Berzkalns says AHL veterans are key to Oilers development path
Rudolfs Berzkalns arrived at Oilers camp as a 58th-overall pick, and the bigger lesson was Bakersfield: AHL veterans are the next classroom.

Rudolfs Berzkalns used his first days at Edmonton Oilers development camp to point to the part of the organization that can speed up a prospect’s climb: the AHL veterans waiting in Bakersfield. The second-round pick, taken 58th overall on June 27 in the 2026 NHL Draft, was one of 27 players on the ice at Rogers Place as Edmonton opened camp after adding five prospects over draft weekend.
At 6-foot-4 and 204 pounds, Berzkalns fits the profile Edmonton said it wanted down the middle. The left-shot centreman came into camp after a season with the Muskegon Lumberjacks in the USHL, where he played 48 games and produced 13 goals and 12 assists. He also skated in five games at the 2026 world juniors and scored once, giving the Oilers another data point on how he handled stronger competition before his first summer with the club.

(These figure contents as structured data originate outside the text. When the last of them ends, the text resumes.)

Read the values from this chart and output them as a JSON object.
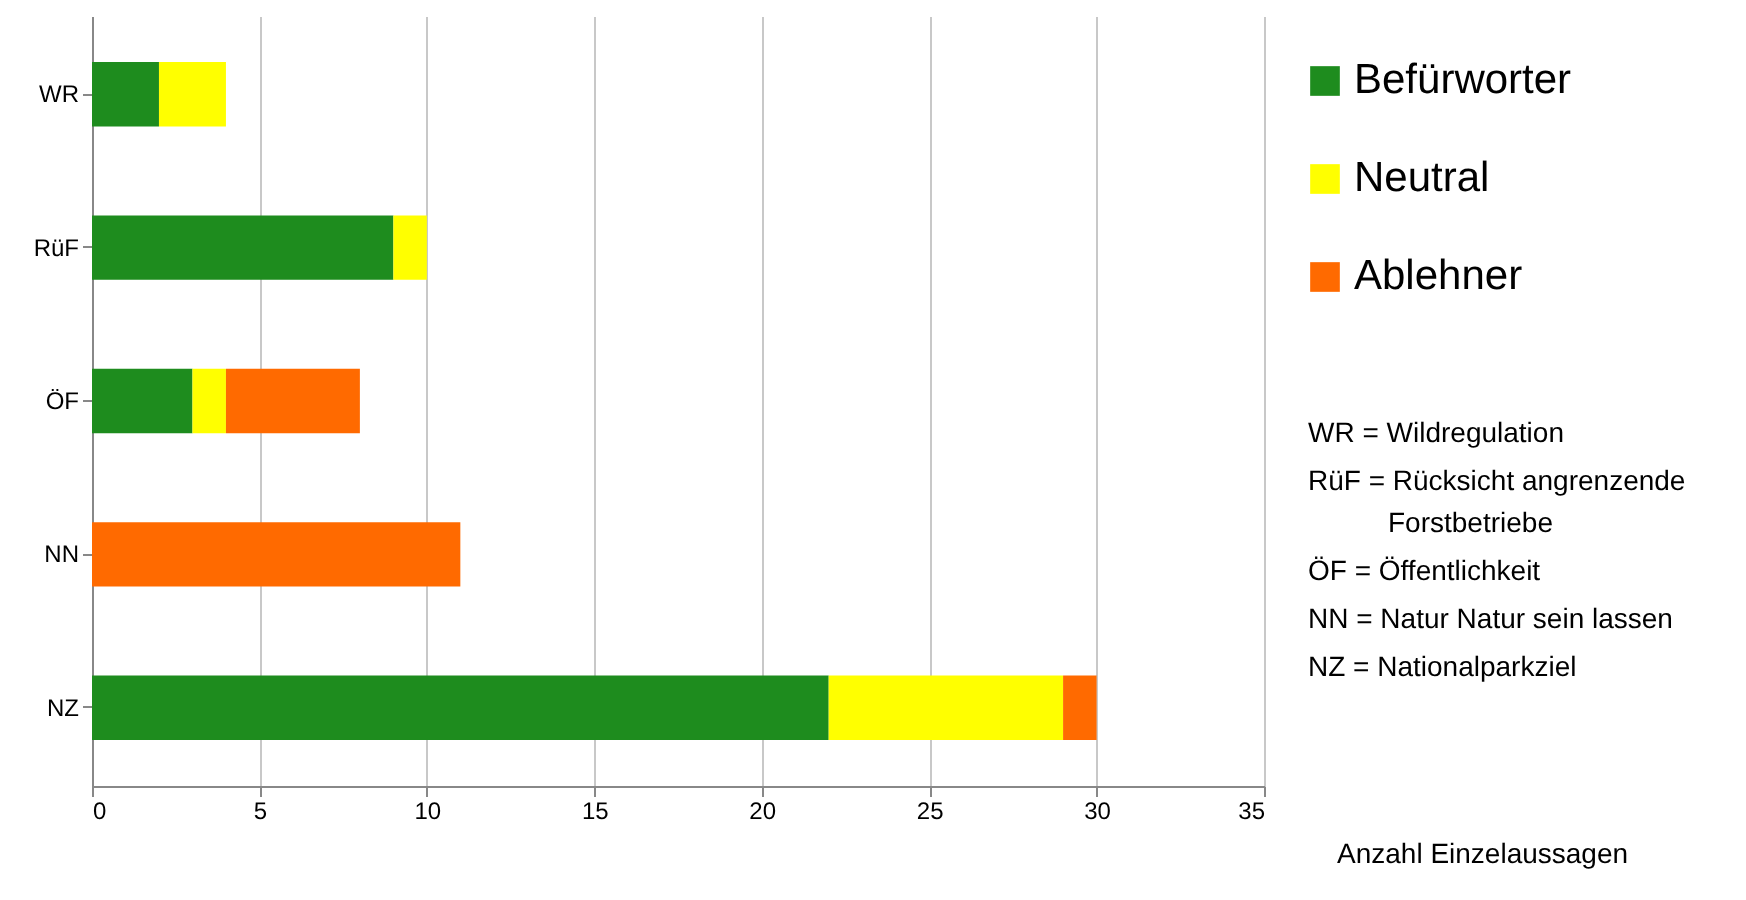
{
  "chart_data": {
    "type": "bar",
    "orientation": "horizontal",
    "stacked": true,
    "categories": [
      "WR",
      "RüF",
      "ÖF",
      "NN",
      "NZ"
    ],
    "series": [
      {
        "name": "Befürworter",
        "color": "#1e8c1e",
        "values": [
          2,
          9,
          3,
          0,
          22
        ]
      },
      {
        "name": "Neutral",
        "color": "#ffff00",
        "values": [
          2,
          1,
          1,
          0,
          7
        ]
      },
      {
        "name": "Ablehner",
        "color": "#ff6a00",
        "values": [
          0,
          0,
          4,
          11,
          1
        ]
      }
    ],
    "xlim": [
      0,
      35
    ],
    "xticks": [
      0,
      5,
      10,
      15,
      20,
      25,
      30,
      35
    ],
    "xlabel": "Anzahl Einzelaussagen",
    "grid": "x",
    "legend": "right",
    "annotations": [
      "WR = Wildregulation",
      "RüF = Rücksicht angrenzende Forstbetriebe",
      "ÖF = Öffentlichkeit",
      "NN = Natur Natur sein lassen",
      "NZ = Nationalparkziel"
    ]
  }
}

Edmonton’s amateur scouting staff has already framed the pick as one aimed at size and upside. Rick Pracey said after the draft that the Oilers viewed Berzkalns as a big centre and believed there is still growth left in his game. That makes the AHL part of the conversation more than a side note. The Bakersfield Condors are the next rung in Edmonton’s development chain, and the organization has long treated Development Camp as the opening step in a longer process that also includes on-ice work, off-ice development and team-building.
That structure matters because the jump from junior and international play to pro hockey is not just about talent. In Bakersfield, prospects start seeing how veterans prepare, recover and handle daily demands before they ever get a real NHL look. Edmonton has used that environment to separate players who are moving forward from those who are simply attending camp, and Berzkalns’ comments fit that larger pattern. The Oilers are not only looking for draft picks who can skate and score at lower levels; they are looking for players who can absorb the habits that AHL regulars bring every day.
Berzkalns’ early message matched the way Edmonton has built its pipeline. The draft gave the Oilers a bigger centre with room to grow, and development camp gave him a first look at the standard that will follow him through Bakersfield if he keeps climbing.